Closed jaivardhankapoor closed 2 years ago

jaivardhankapoor commented 2 years ago

Hi,

I have an autoencoder-like structure, where I have a loss also on the intermediate representation (say z). The loss is computed as L=L_1(x_hat) + L_2(z), where the final output is x_hat, for a regression-style problem. Should I apply MuReadout to the intermediate representation too?

Related question (continuation of issue https://github.com/microsoft/mup/issues/3): How are the initialization and learning rate scales for a convolution operation computed according to this method?

Thanks for your help and the super cool project!

thegregyang commented 2 years ago

Since z's dimension is something you probably will vary (so it's width-like), I'd do something like this: Don't use MuReadout on z; just use a typical nn.Linear. But when you calculate L_2(z), the calculation should be normalized by the dimension of z: L_2(z) = z.norm()**2 / z.numel(). As usual, you can put a weight hyperparameter on the L_2 like alpha * L_2(z).

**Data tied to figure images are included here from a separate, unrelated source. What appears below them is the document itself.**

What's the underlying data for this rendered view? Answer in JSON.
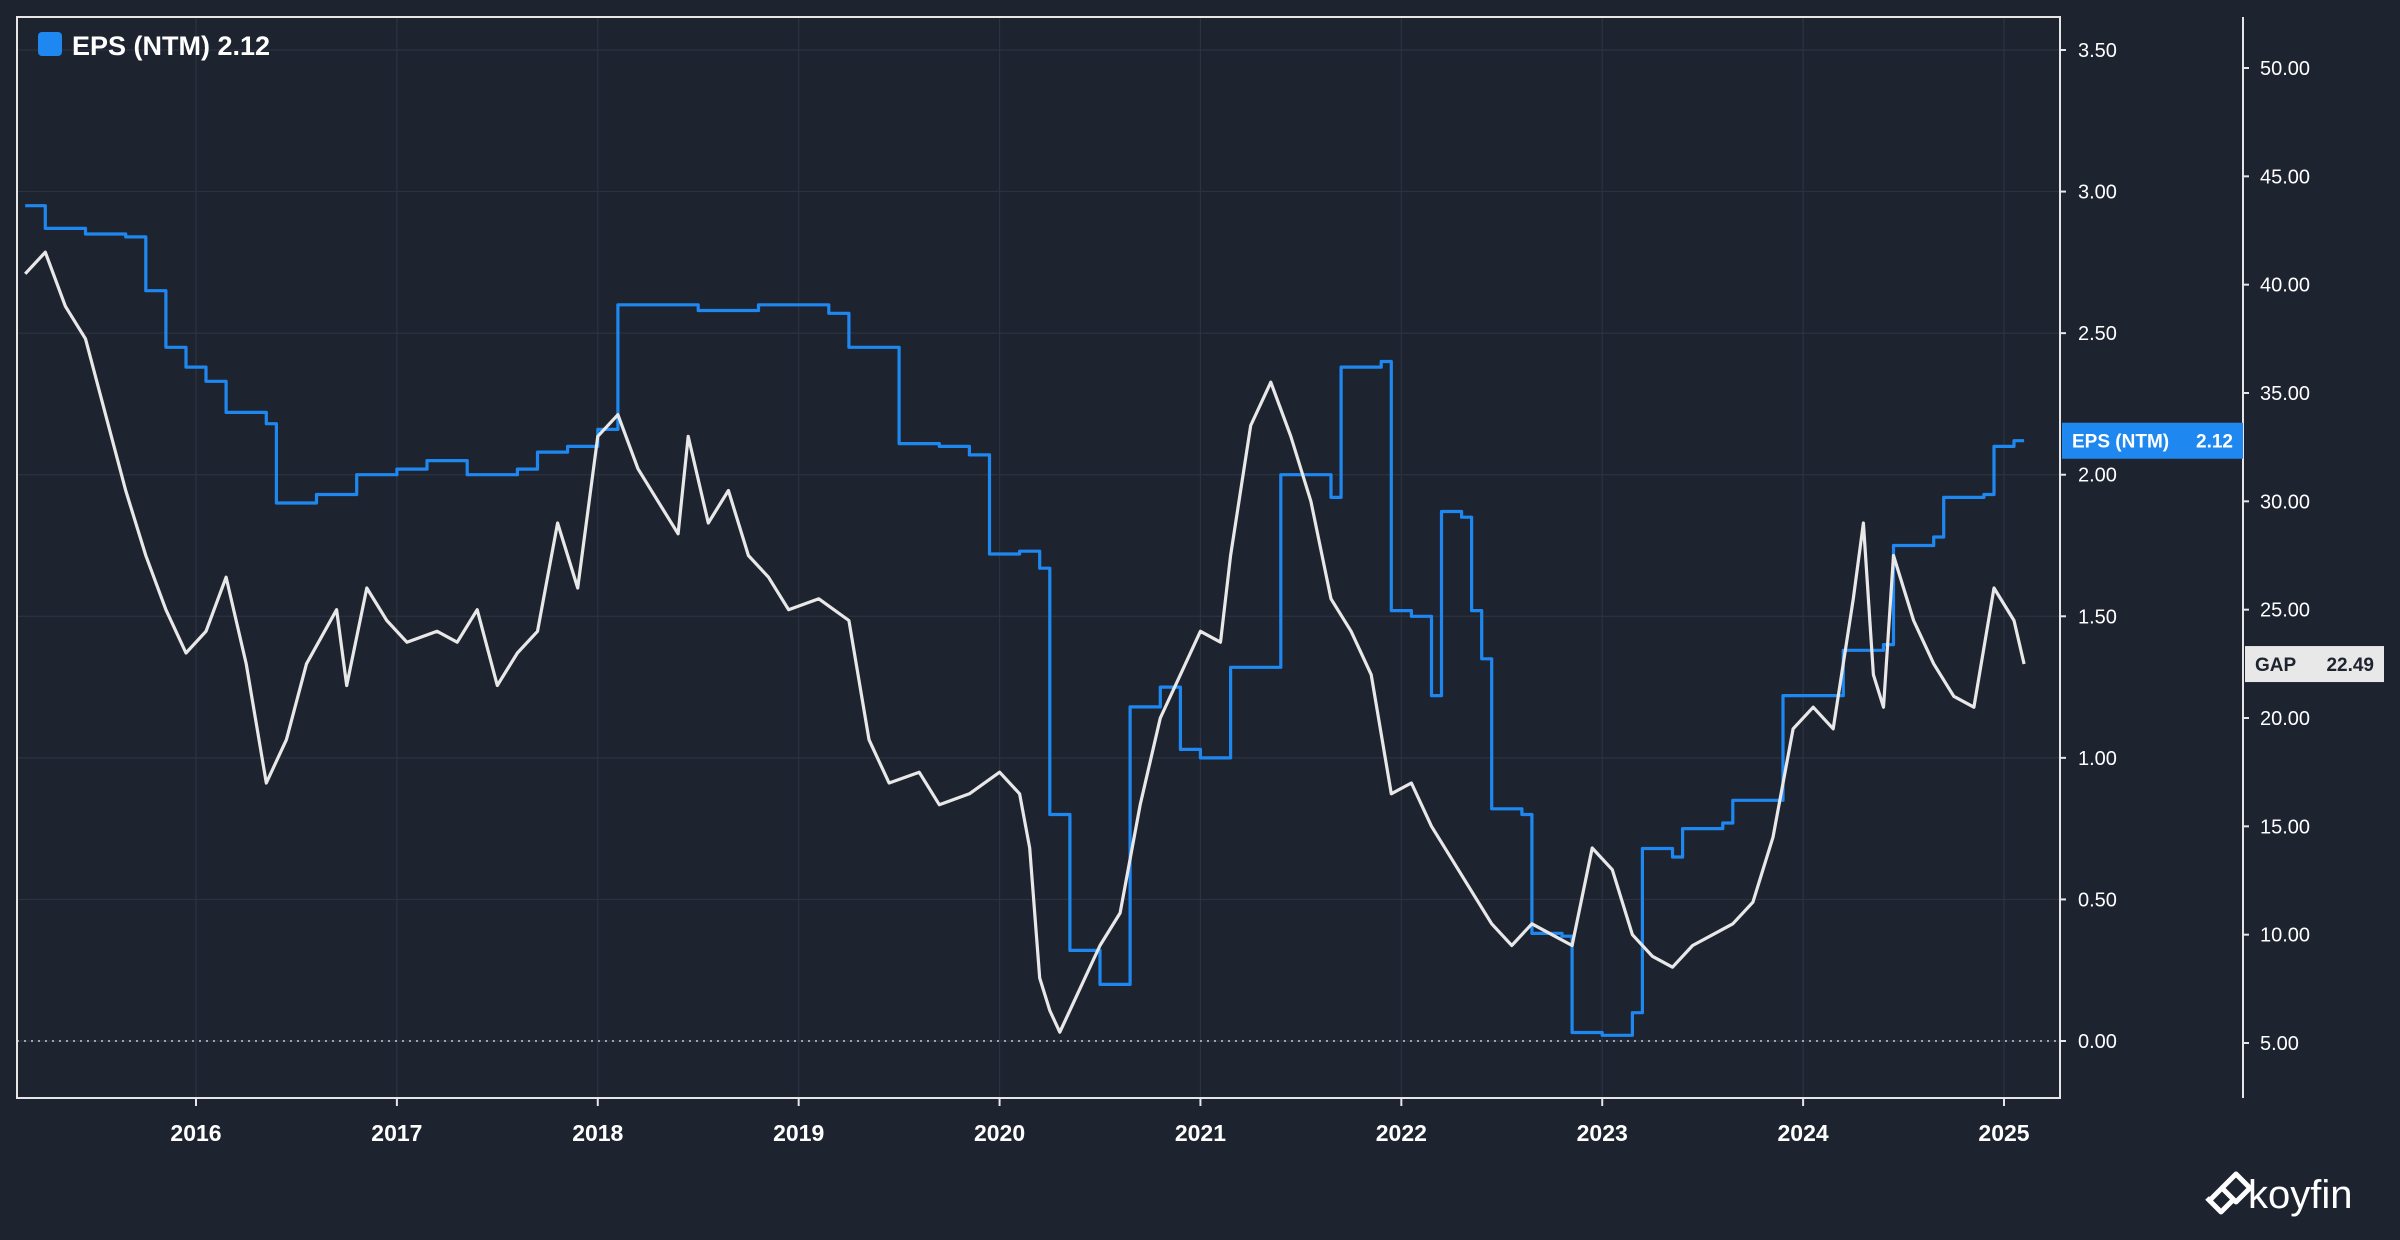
{
  "chart_data": {
    "type": "line",
    "title": "",
    "legend": {
      "placement": "top-left",
      "label": "EPS (NTM) 2.12",
      "color": "#1e88f0"
    },
    "x_ticks": [
      "2016",
      "2017",
      "2018",
      "2019",
      "2020",
      "2021",
      "2022",
      "2023",
      "2024",
      "2025"
    ],
    "y_left": {
      "ticks": [
        "0.00",
        "0.50",
        "1.00",
        "1.50",
        "2.00",
        "2.50",
        "3.00",
        "3.50"
      ],
      "range": [
        0,
        3.6
      ]
    },
    "y_right": {
      "ticks": [
        "5.00",
        "10.00",
        "15.00",
        "20.00",
        "25.00",
        "30.00",
        "35.00",
        "40.00",
        "45.00",
        "50.00"
      ],
      "range": [
        2.0,
        52.0
      ]
    },
    "tags": {
      "eps": {
        "name": "EPS (NTM)",
        "value": "2.12",
        "color": "#1e88f0"
      },
      "gap": {
        "name": "GAP",
        "value": "22.49",
        "color": "#e8e8e8"
      }
    },
    "series": [
      {
        "name": "EPS (NTM)",
        "axis": "left",
        "color": "#1e88f0",
        "step": true,
        "points": [
          [
            2015.15,
            2.95
          ],
          [
            2015.25,
            2.87
          ],
          [
            2015.45,
            2.85
          ],
          [
            2015.65,
            2.84
          ],
          [
            2015.75,
            2.65
          ],
          [
            2015.85,
            2.45
          ],
          [
            2015.95,
            2.38
          ],
          [
            2016.05,
            2.33
          ],
          [
            2016.15,
            2.22
          ],
          [
            2016.35,
            2.18
          ],
          [
            2016.4,
            1.9
          ],
          [
            2016.6,
            1.93
          ],
          [
            2016.8,
            2.0
          ],
          [
            2017.0,
            2.02
          ],
          [
            2017.15,
            2.05
          ],
          [
            2017.35,
            2.0
          ],
          [
            2017.6,
            2.02
          ],
          [
            2017.7,
            2.08
          ],
          [
            2017.85,
            2.1
          ],
          [
            2018.0,
            2.16
          ],
          [
            2018.1,
            2.6
          ],
          [
            2018.3,
            2.6
          ],
          [
            2018.5,
            2.58
          ],
          [
            2018.8,
            2.6
          ],
          [
            2019.15,
            2.57
          ],
          [
            2019.25,
            2.45
          ],
          [
            2019.4,
            2.45
          ],
          [
            2019.5,
            2.11
          ],
          [
            2019.7,
            2.1
          ],
          [
            2019.85,
            2.07
          ],
          [
            2019.95,
            1.72
          ],
          [
            2020.1,
            1.73
          ],
          [
            2020.2,
            1.67
          ],
          [
            2020.25,
            0.8
          ],
          [
            2020.35,
            0.32
          ],
          [
            2020.5,
            0.2
          ],
          [
            2020.6,
            0.2
          ],
          [
            2020.65,
            1.18
          ],
          [
            2020.8,
            1.25
          ],
          [
            2020.9,
            1.03
          ],
          [
            2021.0,
            1.0
          ],
          [
            2021.15,
            1.32
          ],
          [
            2021.35,
            1.32
          ],
          [
            2021.4,
            2.0
          ],
          [
            2021.55,
            2.0
          ],
          [
            2021.65,
            1.92
          ],
          [
            2021.7,
            2.38
          ],
          [
            2021.9,
            2.4
          ],
          [
            2021.95,
            1.52
          ],
          [
            2022.05,
            1.5
          ],
          [
            2022.15,
            1.22
          ],
          [
            2022.2,
            1.87
          ],
          [
            2022.3,
            1.85
          ],
          [
            2022.35,
            1.52
          ],
          [
            2022.4,
            1.35
          ],
          [
            2022.45,
            0.82
          ],
          [
            2022.6,
            0.8
          ],
          [
            2022.65,
            0.38
          ],
          [
            2022.8,
            0.37
          ],
          [
            2022.85,
            0.03
          ],
          [
            2023.0,
            0.02
          ],
          [
            2023.15,
            0.1
          ],
          [
            2023.2,
            0.68
          ],
          [
            2023.35,
            0.65
          ],
          [
            2023.4,
            0.75
          ],
          [
            2023.6,
            0.77
          ],
          [
            2023.65,
            0.85
          ],
          [
            2023.85,
            0.85
          ],
          [
            2023.9,
            1.22
          ],
          [
            2024.2,
            1.38
          ],
          [
            2024.4,
            1.4
          ],
          [
            2024.45,
            1.75
          ],
          [
            2024.65,
            1.78
          ],
          [
            2024.7,
            1.92
          ],
          [
            2024.9,
            1.93
          ],
          [
            2024.95,
            2.1
          ],
          [
            2025.05,
            2.12
          ],
          [
            2025.1,
            2.12
          ]
        ]
      },
      {
        "name": "GAP",
        "axis": "right",
        "color": "#e8e8e8",
        "step": false,
        "points": [
          [
            2015.15,
            40.5
          ],
          [
            2015.25,
            41.5
          ],
          [
            2015.35,
            39.0
          ],
          [
            2015.45,
            37.5
          ],
          [
            2015.55,
            34.0
          ],
          [
            2015.65,
            30.5
          ],
          [
            2015.75,
            27.5
          ],
          [
            2015.85,
            25.0
          ],
          [
            2015.95,
            23.0
          ],
          [
            2016.05,
            24.0
          ],
          [
            2016.15,
            26.5
          ],
          [
            2016.25,
            22.5
          ],
          [
            2016.35,
            17.0
          ],
          [
            2016.45,
            19.0
          ],
          [
            2016.55,
            22.5
          ],
          [
            2016.7,
            25.0
          ],
          [
            2016.75,
            21.5
          ],
          [
            2016.85,
            26.0
          ],
          [
            2016.95,
            24.5
          ],
          [
            2017.05,
            23.5
          ],
          [
            2017.2,
            24.0
          ],
          [
            2017.3,
            23.5
          ],
          [
            2017.4,
            25.0
          ],
          [
            2017.5,
            21.5
          ],
          [
            2017.6,
            23.0
          ],
          [
            2017.7,
            24.0
          ],
          [
            2017.8,
            29.0
          ],
          [
            2017.9,
            26.0
          ],
          [
            2018.0,
            33.0
          ],
          [
            2018.1,
            34.0
          ],
          [
            2018.2,
            31.5
          ],
          [
            2018.3,
            30.0
          ],
          [
            2018.4,
            28.5
          ],
          [
            2018.45,
            33.0
          ],
          [
            2018.55,
            29.0
          ],
          [
            2018.65,
            30.5
          ],
          [
            2018.75,
            27.5
          ],
          [
            2018.85,
            26.5
          ],
          [
            2018.95,
            25.0
          ],
          [
            2019.1,
            25.5
          ],
          [
            2019.25,
            24.5
          ],
          [
            2019.35,
            19.0
          ],
          [
            2019.45,
            17.0
          ],
          [
            2019.6,
            17.5
          ],
          [
            2019.7,
            16.0
          ],
          [
            2019.85,
            16.5
          ],
          [
            2020.0,
            17.5
          ],
          [
            2020.1,
            16.5
          ],
          [
            2020.15,
            14.0
          ],
          [
            2020.2,
            8.0
          ],
          [
            2020.25,
            6.5
          ],
          [
            2020.3,
            5.5
          ],
          [
            2020.4,
            7.5
          ],
          [
            2020.5,
            9.5
          ],
          [
            2020.6,
            11.0
          ],
          [
            2020.7,
            16.0
          ],
          [
            2020.8,
            20.0
          ],
          [
            2020.9,
            22.0
          ],
          [
            2021.0,
            24.0
          ],
          [
            2021.1,
            23.5
          ],
          [
            2021.15,
            27.5
          ],
          [
            2021.25,
            33.5
          ],
          [
            2021.35,
            35.5
          ],
          [
            2021.45,
            33.0
          ],
          [
            2021.55,
            30.0
          ],
          [
            2021.65,
            25.5
          ],
          [
            2021.75,
            24.0
          ],
          [
            2021.85,
            22.0
          ],
          [
            2021.95,
            16.5
          ],
          [
            2022.05,
            17.0
          ],
          [
            2022.15,
            15.0
          ],
          [
            2022.25,
            13.5
          ],
          [
            2022.35,
            12.0
          ],
          [
            2022.45,
            10.5
          ],
          [
            2022.55,
            9.5
          ],
          [
            2022.65,
            10.5
          ],
          [
            2022.75,
            10.0
          ],
          [
            2022.85,
            9.5
          ],
          [
            2022.95,
            14.0
          ],
          [
            2023.05,
            13.0
          ],
          [
            2023.15,
            10.0
          ],
          [
            2023.25,
            9.0
          ],
          [
            2023.35,
            8.5
          ],
          [
            2023.45,
            9.5
          ],
          [
            2023.55,
            10.0
          ],
          [
            2023.65,
            10.5
          ],
          [
            2023.75,
            11.5
          ],
          [
            2023.85,
            14.5
          ],
          [
            2023.95,
            19.5
          ],
          [
            2024.05,
            20.5
          ],
          [
            2024.15,
            19.5
          ],
          [
            2024.25,
            25.5
          ],
          [
            2024.3,
            29.0
          ],
          [
            2024.35,
            22.0
          ],
          [
            2024.4,
            20.5
          ],
          [
            2024.45,
            27.5
          ],
          [
            2024.55,
            24.5
          ],
          [
            2024.65,
            22.5
          ],
          [
            2024.75,
            21.0
          ],
          [
            2024.85,
            20.5
          ],
          [
            2024.95,
            26.0
          ],
          [
            2025.05,
            24.5
          ],
          [
            2025.1,
            22.49
          ]
        ]
      }
    ]
  },
  "brand": {
    "name": "koyfin"
  }
}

x_hat's dimension is "fixed" (a non-width dimension), so you should use MuReadout for it. Nevertheless, you can still normalize L_1(x_hat) as well, L_1(x_hat) = x_hat.norm(p=1) / x_hat.numel(), but here x_hat.numel() would be "finite" while z.numel() would be "infinite".

Hopefully that makes sense!

For convolution, just think of them as a kernelsize x kernelsize collection of nn.Linears. So with fanin and fanout being the number of fanin and fanout channels, it's the same scaling as linear layers.

thegregyang commented 2 years ago

feel free to open this back up if more explanation is needed.